Smaller print should not be seen as a failure

The Arab Republic of Egypt printed a $3bn dollar triple trancher at the tail end of last week, which would have been hailed as a triumph in volatile markets were it not for leads having outlined a larger targeted size of $3.5bn-$4bn. But the smaller print should not be seen as a failure.

When Egypt released price guidance for the deal on Thursday morning in London, there was immediate pushback from investors and analysts. The problem was not the price; it was the size. The targeted amount of $3.5bn-$4bn was too big, they said, and comments flew around the market to the effect that the index buyers were “maxed out” and “most accounts” were still overweight.

The leads responded by reducing the size at the next pricing update and changing the target to $3bn.

Syndicates obviously do not like to reduce size targets midway through a trade. It ruins momentum and gives investors reason to worry that follow on demand will be weak.

But if you have an ambitious target, that is the risk you run.

Egypt’s initial target was certainly ambitious — according to one analyst, $3.5bn-$4bn would have taken out the sovereign's entire international bonds target for its fiscal year, allowing it to avoid any further market volatility to come.

And there seems to be plenty of that on its way.

If Egypt had succeeded, it would have relieved itself of the pressure to return to the market again amid widening US Treasuries, concerns around global contagion from an Evergrande default and chunky competing supply that is expected to come from other EM sovereigns. It was a risk worth taking.

The $3bn of bonds that it did issue have not performed beautifully. By Monday, the 2027s were trading around 99.15/99.55, the 2033s were at 98.75/99.20 and the 2051s were at 99.05/99.65. All three tranches were printed at par.

Investors blamed a sell-off in US Treasuries as well as the deal itself. Had leads stuck to their guns and jammed an extra $500m-$1bn into the market it would have been disastrous.

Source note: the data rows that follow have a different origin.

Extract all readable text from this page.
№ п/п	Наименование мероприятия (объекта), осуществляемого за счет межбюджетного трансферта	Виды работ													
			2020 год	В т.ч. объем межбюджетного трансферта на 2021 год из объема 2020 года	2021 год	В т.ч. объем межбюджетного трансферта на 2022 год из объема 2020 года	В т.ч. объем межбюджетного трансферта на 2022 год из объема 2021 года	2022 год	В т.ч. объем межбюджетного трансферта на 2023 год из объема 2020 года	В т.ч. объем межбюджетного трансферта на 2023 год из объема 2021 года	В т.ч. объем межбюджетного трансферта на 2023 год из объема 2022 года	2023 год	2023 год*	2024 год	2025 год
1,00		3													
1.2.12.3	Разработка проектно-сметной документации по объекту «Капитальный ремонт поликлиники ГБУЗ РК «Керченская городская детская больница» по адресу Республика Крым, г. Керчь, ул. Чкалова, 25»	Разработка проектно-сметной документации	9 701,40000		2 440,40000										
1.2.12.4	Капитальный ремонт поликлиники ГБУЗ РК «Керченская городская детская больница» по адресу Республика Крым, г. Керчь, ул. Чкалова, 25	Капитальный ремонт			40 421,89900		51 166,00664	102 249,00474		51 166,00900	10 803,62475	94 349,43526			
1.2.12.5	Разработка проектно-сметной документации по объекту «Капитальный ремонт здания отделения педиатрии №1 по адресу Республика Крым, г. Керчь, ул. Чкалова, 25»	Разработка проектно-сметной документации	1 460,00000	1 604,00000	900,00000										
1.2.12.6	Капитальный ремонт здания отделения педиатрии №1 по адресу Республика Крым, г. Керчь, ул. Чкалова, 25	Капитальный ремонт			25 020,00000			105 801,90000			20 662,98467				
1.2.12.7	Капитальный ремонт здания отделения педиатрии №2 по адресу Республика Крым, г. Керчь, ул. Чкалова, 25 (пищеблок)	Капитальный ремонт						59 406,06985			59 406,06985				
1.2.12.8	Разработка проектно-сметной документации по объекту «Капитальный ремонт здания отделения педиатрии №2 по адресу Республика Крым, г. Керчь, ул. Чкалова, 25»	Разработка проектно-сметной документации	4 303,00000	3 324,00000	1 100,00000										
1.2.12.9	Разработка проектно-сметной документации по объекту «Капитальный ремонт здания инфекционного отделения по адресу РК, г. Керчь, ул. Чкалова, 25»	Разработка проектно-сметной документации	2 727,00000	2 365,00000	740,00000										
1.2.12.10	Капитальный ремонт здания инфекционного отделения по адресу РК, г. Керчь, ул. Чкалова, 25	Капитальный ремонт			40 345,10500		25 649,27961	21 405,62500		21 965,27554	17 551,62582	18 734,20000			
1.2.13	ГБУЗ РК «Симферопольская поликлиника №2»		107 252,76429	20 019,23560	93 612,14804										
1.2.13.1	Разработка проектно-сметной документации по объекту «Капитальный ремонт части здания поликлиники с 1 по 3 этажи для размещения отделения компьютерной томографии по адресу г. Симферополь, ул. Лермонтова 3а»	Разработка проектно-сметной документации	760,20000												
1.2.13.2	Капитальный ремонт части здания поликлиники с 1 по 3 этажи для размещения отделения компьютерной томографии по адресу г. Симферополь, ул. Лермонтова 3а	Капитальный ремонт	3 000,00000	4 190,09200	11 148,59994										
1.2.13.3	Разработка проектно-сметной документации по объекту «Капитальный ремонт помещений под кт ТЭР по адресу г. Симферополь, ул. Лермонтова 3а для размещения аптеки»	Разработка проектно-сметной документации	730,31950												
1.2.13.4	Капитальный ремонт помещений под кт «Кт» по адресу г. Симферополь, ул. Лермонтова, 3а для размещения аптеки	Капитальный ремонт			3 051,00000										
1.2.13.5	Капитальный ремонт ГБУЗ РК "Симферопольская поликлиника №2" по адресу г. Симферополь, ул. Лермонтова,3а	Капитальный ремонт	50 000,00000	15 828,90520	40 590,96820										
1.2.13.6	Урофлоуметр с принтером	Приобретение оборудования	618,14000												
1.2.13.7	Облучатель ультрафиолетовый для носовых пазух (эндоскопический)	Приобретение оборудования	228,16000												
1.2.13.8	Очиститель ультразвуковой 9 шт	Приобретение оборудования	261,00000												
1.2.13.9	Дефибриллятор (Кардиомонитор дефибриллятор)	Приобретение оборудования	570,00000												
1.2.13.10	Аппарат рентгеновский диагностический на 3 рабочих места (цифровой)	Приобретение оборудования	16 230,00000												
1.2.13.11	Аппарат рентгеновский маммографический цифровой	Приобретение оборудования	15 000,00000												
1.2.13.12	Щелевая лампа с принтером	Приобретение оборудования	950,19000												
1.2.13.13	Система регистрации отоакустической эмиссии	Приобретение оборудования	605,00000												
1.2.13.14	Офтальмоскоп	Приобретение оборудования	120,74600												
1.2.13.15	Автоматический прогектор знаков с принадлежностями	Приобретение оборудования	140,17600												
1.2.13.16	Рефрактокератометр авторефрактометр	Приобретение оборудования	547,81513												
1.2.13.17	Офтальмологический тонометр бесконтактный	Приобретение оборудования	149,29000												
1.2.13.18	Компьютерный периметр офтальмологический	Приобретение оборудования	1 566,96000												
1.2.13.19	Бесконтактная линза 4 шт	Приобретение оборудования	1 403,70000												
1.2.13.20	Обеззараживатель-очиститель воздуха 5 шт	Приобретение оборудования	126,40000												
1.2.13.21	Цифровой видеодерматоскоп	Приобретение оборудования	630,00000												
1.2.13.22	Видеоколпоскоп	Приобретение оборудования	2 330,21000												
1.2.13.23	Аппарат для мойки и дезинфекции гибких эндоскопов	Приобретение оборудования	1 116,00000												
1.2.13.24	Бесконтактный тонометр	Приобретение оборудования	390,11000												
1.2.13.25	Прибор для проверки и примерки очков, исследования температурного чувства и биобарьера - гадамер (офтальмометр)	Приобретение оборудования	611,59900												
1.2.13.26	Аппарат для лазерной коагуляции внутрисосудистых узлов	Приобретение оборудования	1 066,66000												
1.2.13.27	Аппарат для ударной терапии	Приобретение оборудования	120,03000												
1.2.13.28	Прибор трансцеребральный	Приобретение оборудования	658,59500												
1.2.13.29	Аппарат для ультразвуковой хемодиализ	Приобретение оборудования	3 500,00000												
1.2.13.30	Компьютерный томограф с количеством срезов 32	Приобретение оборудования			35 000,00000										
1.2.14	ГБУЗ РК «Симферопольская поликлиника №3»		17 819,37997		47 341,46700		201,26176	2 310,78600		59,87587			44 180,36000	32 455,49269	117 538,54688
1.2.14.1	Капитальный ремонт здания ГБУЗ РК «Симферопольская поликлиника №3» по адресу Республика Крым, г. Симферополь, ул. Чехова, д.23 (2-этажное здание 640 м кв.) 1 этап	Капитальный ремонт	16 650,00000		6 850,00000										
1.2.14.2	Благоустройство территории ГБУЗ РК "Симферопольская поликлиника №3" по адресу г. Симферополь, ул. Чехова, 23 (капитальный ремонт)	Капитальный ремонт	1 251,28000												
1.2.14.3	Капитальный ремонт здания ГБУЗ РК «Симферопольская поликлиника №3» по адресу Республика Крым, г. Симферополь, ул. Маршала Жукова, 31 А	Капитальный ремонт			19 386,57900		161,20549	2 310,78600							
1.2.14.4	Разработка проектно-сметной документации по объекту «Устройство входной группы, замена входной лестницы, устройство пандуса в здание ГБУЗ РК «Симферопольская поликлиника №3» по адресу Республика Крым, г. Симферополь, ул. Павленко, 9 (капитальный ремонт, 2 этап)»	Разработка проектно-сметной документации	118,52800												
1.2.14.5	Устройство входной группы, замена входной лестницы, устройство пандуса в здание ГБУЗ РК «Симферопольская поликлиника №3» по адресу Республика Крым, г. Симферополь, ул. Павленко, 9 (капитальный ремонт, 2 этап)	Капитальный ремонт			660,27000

So the execution was not ideal, and an assessment of the success of this bond, in isolation, could lead one to draw the conclusion that the bookrunners should have known better. They should have been able to tell that the market appetite was not there and steered the issuer to go smaller from the outset.

But in the context of Egypt’s funding needs for the year more broadly, going big was the right — albeit not the textbook — move.